Recent cases suggest that the deliberate indifference standard does govern safety conditions in the prison work place. See Bibbs v. Armontrout, 943 F.2d 26 (8th Cir. 1991), applying Wilson v. Seiter, ___ U.S. ___, 111 S.Ct. 2321, 115 L.Ed.2d 271 (1991). However, we need not resolve whether this standard was clearly established at the time of Warren's injury because, in opposing defendants' motion for summary judgment, Warren failed to "set forth specific facts showing that there is a genuine issue" of whether defendants were deliberately indifferent to a serious issue of work place safety. Fed.R.Civ.P. 56(e).
Defendants' motion for summary judgment included an affidavit by defendant Leonard Rutledge, Industries Coordinator at the prison, estimating that the furniture factory's table saws had been operated 28,640 man-hours in the five years preceding Warren's injury. Rutledge attached to his affidavit copies of twenty-nine table saw injury reports for that period. The reports reveal a variety of accidents and injuries — many of them quite minor — and reflect efforts by prison officials to determine whether the saws were in proper working condition when those accidents occurred.

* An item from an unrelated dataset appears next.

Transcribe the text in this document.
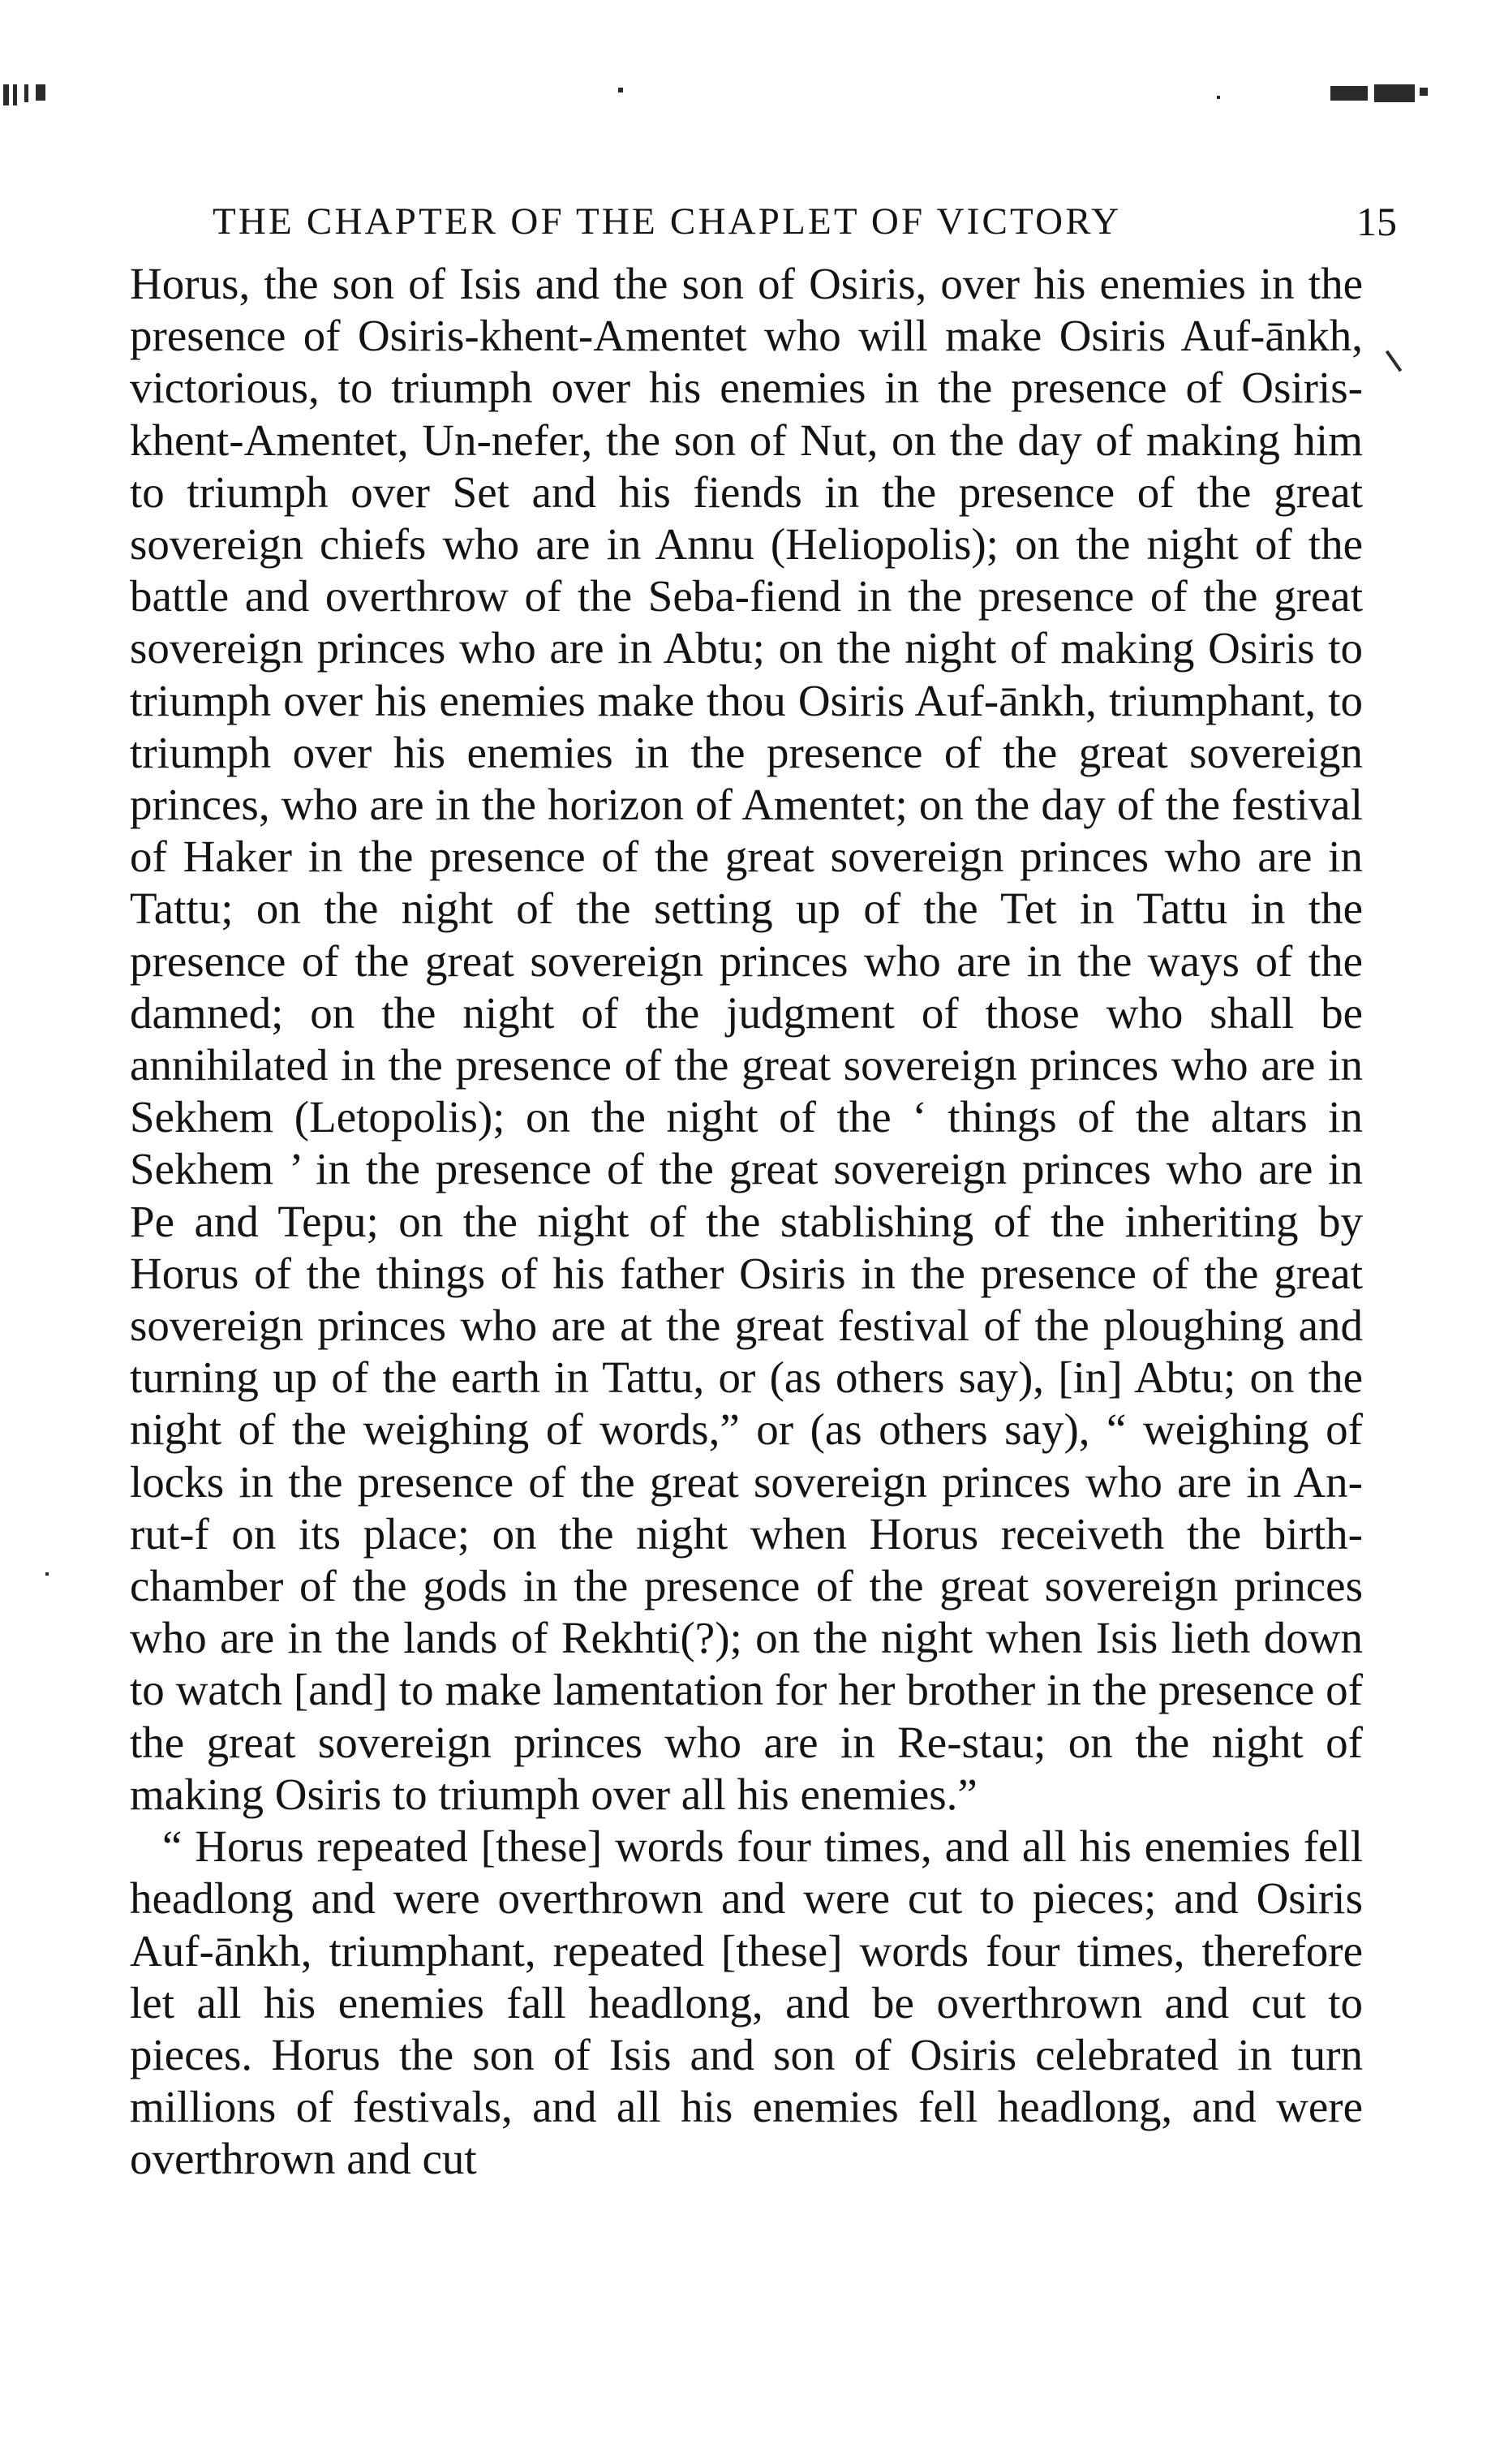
THE CHAPTER OF THE CHAPLET OF VICTORY	15

Horus, the son of Isis and the son of Osiris, over his enemies in the presence of Osiris-khent-Amentet who will make Osiris Auf-ānkh, victorious, to triumph over his enemies in the presence of Osiris-khent-Amentet, Un-nefer, the son of Nut, on the day of making him to triumph over Set and his fiends in the presence of the great sovereign chiefs who are in Annu (Heliopolis); on the night of the battle and overthrow of the Seba-fiend in the presence of the great sovereign princes who are in Abtu; on the night of making Osiris to triumph over his enemies make thou Osiris Auf-ānkh, triumphant, to triumph over his enemies in the presence of the great sovereign princes, who are in the horizon of Amentet; on the day of the festival of Haker in the presence of the great sovereign princes who are in Tattu; on the night of the setting up of the Tet in Tattu in the presence of the great sovereign princes who are in the ways of the damned; on the night of the judgment of those who shall be annihilated in the presence of the great sovereign princes who are in Sekhem (Letopolis); on the night of the ‘ things of the altars in Sekhem ’ in the presence of the great sovereign princes who are in Pe and Tepu; on the night of the stablishing of the inheriting by Horus of the things of his father Osiris in the presence of the great sovereign princes who are at the great festival of the ploughing and turning up of the earth in Tattu, or (as others say), [in] Abtu; on the night of the weighing of words,” or (as others say), “ weighing of locks in the presence of the great sovereign princes who are in An-rut-f on its place; on the night when Horus receiveth the birth-chamber of the gods in the presence of the great sovereign princes who are in the lands of Rekhti(?); on the night when Isis lieth down to watch [and] to make lamentation for her brother in the presence of the great sovereign princes who are in Re-stau; on the night of making Osiris to triumph over all his enemies.”

“ Horus repeated [these] words four times, and all his enemies fell headlong and were overthrown and were cut to pieces; and Osiris Auf-ānkh, triumphant, repeated [these] words four times, therefore let all his enemies fall headlong, and be overthrown and cut to pieces. Horus the son of Isis and son of Osiris celebrated in turn millions of festivals, and all his enemies fell headlong, and were overthrown and cut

In response, Warren submitted only an unattested list of twenty-one prior injuries, described in Warren's legal memorandum as injuries resulting from similar industrial saw kickback accidents. Thirteen of the injuries on Warren's list are recorded in the reports attached to the Rutledge affidavit; Warren provided no foundation as to the others. Even assuming that one or more defendants had knowledge of the allegedly similar prior accidents — and Warren's proof of that was seriously deficient — this showing falls far short of creating a genuine issue of deliberate indifference to a serious issue of work place safety. Thus, Warren is left with only his claim that defendants negligently provided him an unsafe work place. Because mere negligence is not a constitutional deprivation, see Wilson, ___ U.S. at ___, 111 S.Ct. at 2328, defendants are clearly entitled to qualified immunity on that claim. See Siegert v. Gilley, ___ U.S. ___, 111 S.Ct. 1789, 114 L.Ed.2d 277 (1991).
Turning to the Eighth Amendment medical treatment claim, Warren concedes that the initial treatment of his broken wrist was proper. He argues that physical therapy was then prescribed but not provided, but he has offered no evidence that physical therapy was necessary to treat a serious medical problem. Indeed, in support of their motion for summary judgment, defendants submitted deposition testimony by Warren's expert witness that such therapy would not have improved his condition. After carefully reviewing the record, we agree with the district court that Warren presented no facts supporting his claim of a serious medical need for physical therapy, and therefore defendants are entitled to summary judgment dismissing this claim.
Finally, Warren argues that the district court erred in dismissing his pendent state law claims with prejudice. However, the district court has entered an amended judgment dismissing those claims without prejudice, so this issue is moot.
The judgment of the district court is affirmed.